The ¹⁵N placement method was successful in quantifying and separating N uptake patterns from different depths by individual species in mixed stands. The ¹⁵N recovery for the species reported here were higher than those reported for peltophorum and gliricidia (Rowe et al., 2001) ors Calliandra calothyrsus Meissn. and Leucaena leucocephala (Lam.) deWit. (Mugendi et al., 1999) in hedgerow intercropping systems. In those studies the ¹⁵N enriched materials were applied away from the tree rows, as opposed to this study where the ¹⁵N fertilizer was applied very close to the target plants.

The low ¹⁵N recovery by border tree plants at all placement depths suggested that the plant roots extended more vertically than horizontally relative to the application sites in these relatively dense stands. Plant roots in monoculture or in mixed species systems are likely to have variable horizontal growth and distribution depending on the nutrient and water availability at topsoil layers and also the degree of competition with the neighboring plants (Fitter, 1991; Caldwell, 1994; van Noordwijk and Purnomosidhi, 1995; Schroth, 1998). Trees are known to have more extended horizontal root growth than shrubby species or even annual crops and hence may source nutrients far from their growing position. As such, in studies on nutrient uptake by plant roots using ¹⁵N techniques, it is important to know horizontal root activity of the specific species before setting up the experiment, to reduce the chances of plants scavenging the applied ¹⁵N from the neighboring plot. In the current study, the enrichment of the leaf samples obtained at various distances from the injection point revealed that in this type of experimental setup, the minimum spatial placement distances between two ¹⁵N application sites should be >4 m for crotalaria and >6 m for sesbania (Fig. 4). Rowe and Cadisch (2002) recommended a minimum interplot spacing of 6 to 8 m for short-term ¹⁵N experiments with gliricidia and peltophorum hedgerow intercropping systems. Trees that are substantially larger than those studied here, however, are likely to have more extensive root systems and larger distances will be required. Tree rooting extent is also likely to be greater on sites with greater moisture deficits, more infertile soils, or shallower rooting depths (Helliwell, 1986).

Complementarity in Soil Nitrogen Acquisition
The differences in ¹⁵N uptake showed that sesbania had more root activity at lower soil depths than either siratro or crotalaria, despite sesbania and crotalaria having similar Lrvs at 1-m depth in single species stands (Fig. 6).
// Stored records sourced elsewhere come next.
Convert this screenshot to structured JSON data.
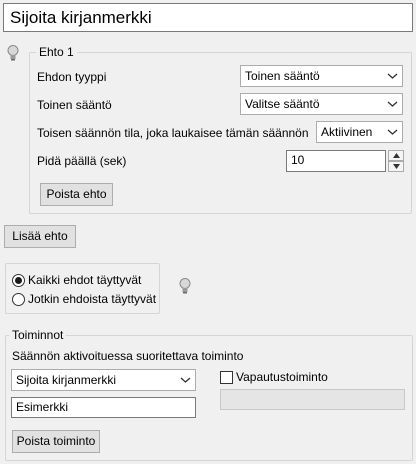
{
  "title": "Sijoita kirjanmerkki",
  "condition": {
    "group_title": "Ehto 1",
    "type_label": "Ehdon tyyppi",
    "type_value": "Toinen sääntö",
    "rule_label": "Toinen sääntö",
    "rule_value": "Valitse sääntö",
    "state_label": "Toisen säännön tila, joka laukaisee tämän säännön",
    "state_value": "Aktiivinen",
    "hold_label": "Pidä päällä (sek)",
    "hold_value": "10",
    "remove_label": "Poista ehto"
  },
  "add_condition_label": "Lisää ehto",
  "match": {
    "all_label": "Kaikki ehdot täyttyvät",
    "any_label": "Jotkin ehdoista täyttyvät",
    "selected": "all"
  },
  "actions": {
    "group_title": "Toiminnot",
    "subtitle": "Säännön aktivoituessa suoritettava toiminto",
    "action_value": "Sijoita kirjanmerkki",
    "release_label": "Vapautustoiminto",
    "release_checked": false,
    "name_value": "Esimerkki",
    "release_value": "",
    "remove_label": "Poista toiminto"
  },
  "icons": {
    "hint": "lightbulb-icon",
    "dropdown": "chevron-down-icon",
    "spin_up": "arrow-up-icon",
    "spin_down": "arrow-down-icon"
  }
}
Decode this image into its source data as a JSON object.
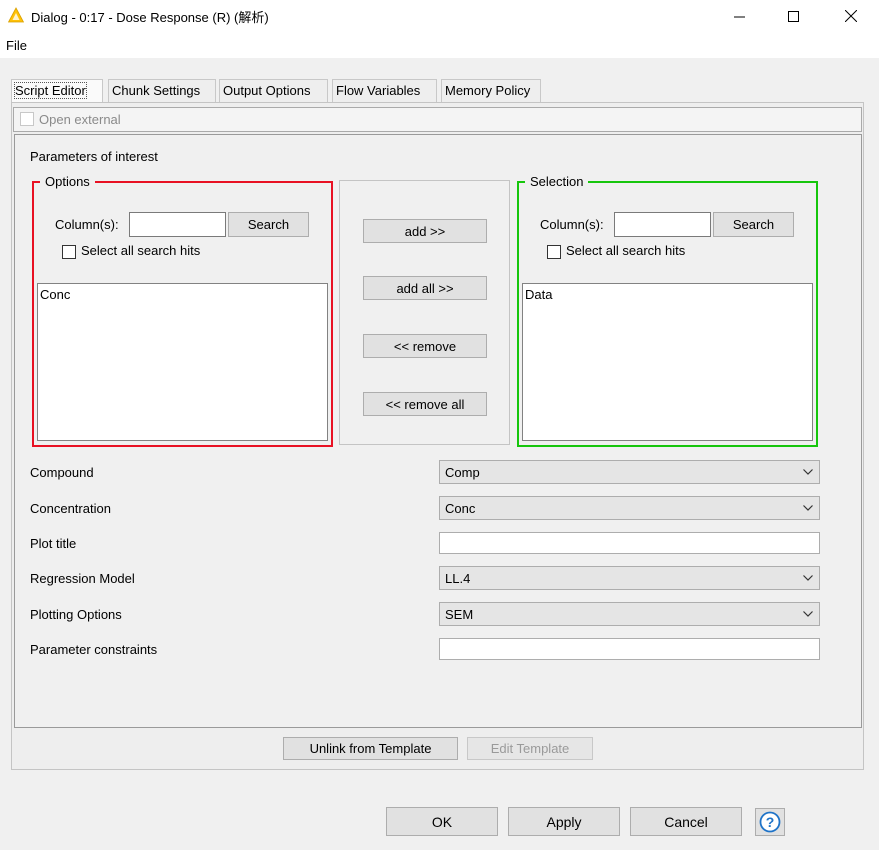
{
  "window": {
    "title": "Dialog - 0:17 - Dose Response (R) (解析)",
    "menu_file": "File"
  },
  "tabs": [
    {
      "label": "Script Editor",
      "active": true
    },
    {
      "label": "Chunk Settings",
      "active": false
    },
    {
      "label": "Output Options",
      "active": false
    },
    {
      "label": "Flow Variables",
      "active": false
    },
    {
      "label": "Memory Policy",
      "active": false
    }
  ],
  "open_external": {
    "label": "Open external",
    "checked": false,
    "enabled": false
  },
  "params": {
    "label": "Parameters of interest",
    "options": {
      "title": "Options",
      "column_label": "Column(s):",
      "column_value": "",
      "search_button": "Search",
      "select_all_label": "Select all search hits",
      "items": [
        "Conc"
      ]
    },
    "selection": {
      "title": "Selection",
      "column_label": "Column(s):",
      "column_value": "",
      "search_button": "Search",
      "select_all_label": "Select all search hits",
      "items": [
        "Data"
      ]
    },
    "buttons": {
      "add": "add >>",
      "add_all": "add all >>",
      "remove": "<< remove",
      "remove_all": "<< remove all"
    }
  },
  "fields": {
    "compound": {
      "label": "Compound",
      "value": "Comp"
    },
    "concentration": {
      "label": "Concentration",
      "value": "Conc"
    },
    "plot_title": {
      "label": "Plot title",
      "value": ""
    },
    "regression_model": {
      "label": "Regression Model",
      "value": "LL.4"
    },
    "plotting_options": {
      "label": "Plotting Options",
      "value": "SEM"
    },
    "parameter_constraints": {
      "label": "Parameter constraints",
      "value": ""
    }
  },
  "template_buttons": {
    "unlink": "Unlink from Template",
    "edit": "Edit Template"
  },
  "footer": {
    "ok": "OK",
    "apply": "Apply",
    "cancel": "Cancel",
    "help": "?"
  },
  "colors": {
    "options_border": "#e81123",
    "selection_border": "#16c60c",
    "help_accent": "#1e73c8",
    "app_icon": "#ffc107"
  }
}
However, mixing sesbania with crotalaria increased the amount and distribution of roots, particularly in the 0.30- to 0.60-m depth, but also at lower soil depths up to 1.2 m. This suggests that mixing sesbania with crotalaria may have increased competition for growth resources (nutrients and water) in the topsoil layer and hence this overlapping of feeding niche stimulated downward development of roots to lower soil depths. In other words, more roots needed to be established at lower layers to increase subsoil nutrient capture driven by the N demand within each species. Given the higher ¹⁵N uptake of sesbania at the lower soil depths, it may be assumed that sesbania Lrv was increased in this case. Unfortunately, it was not possible to distinguish the two root systems with certainty to verify this hypothesis.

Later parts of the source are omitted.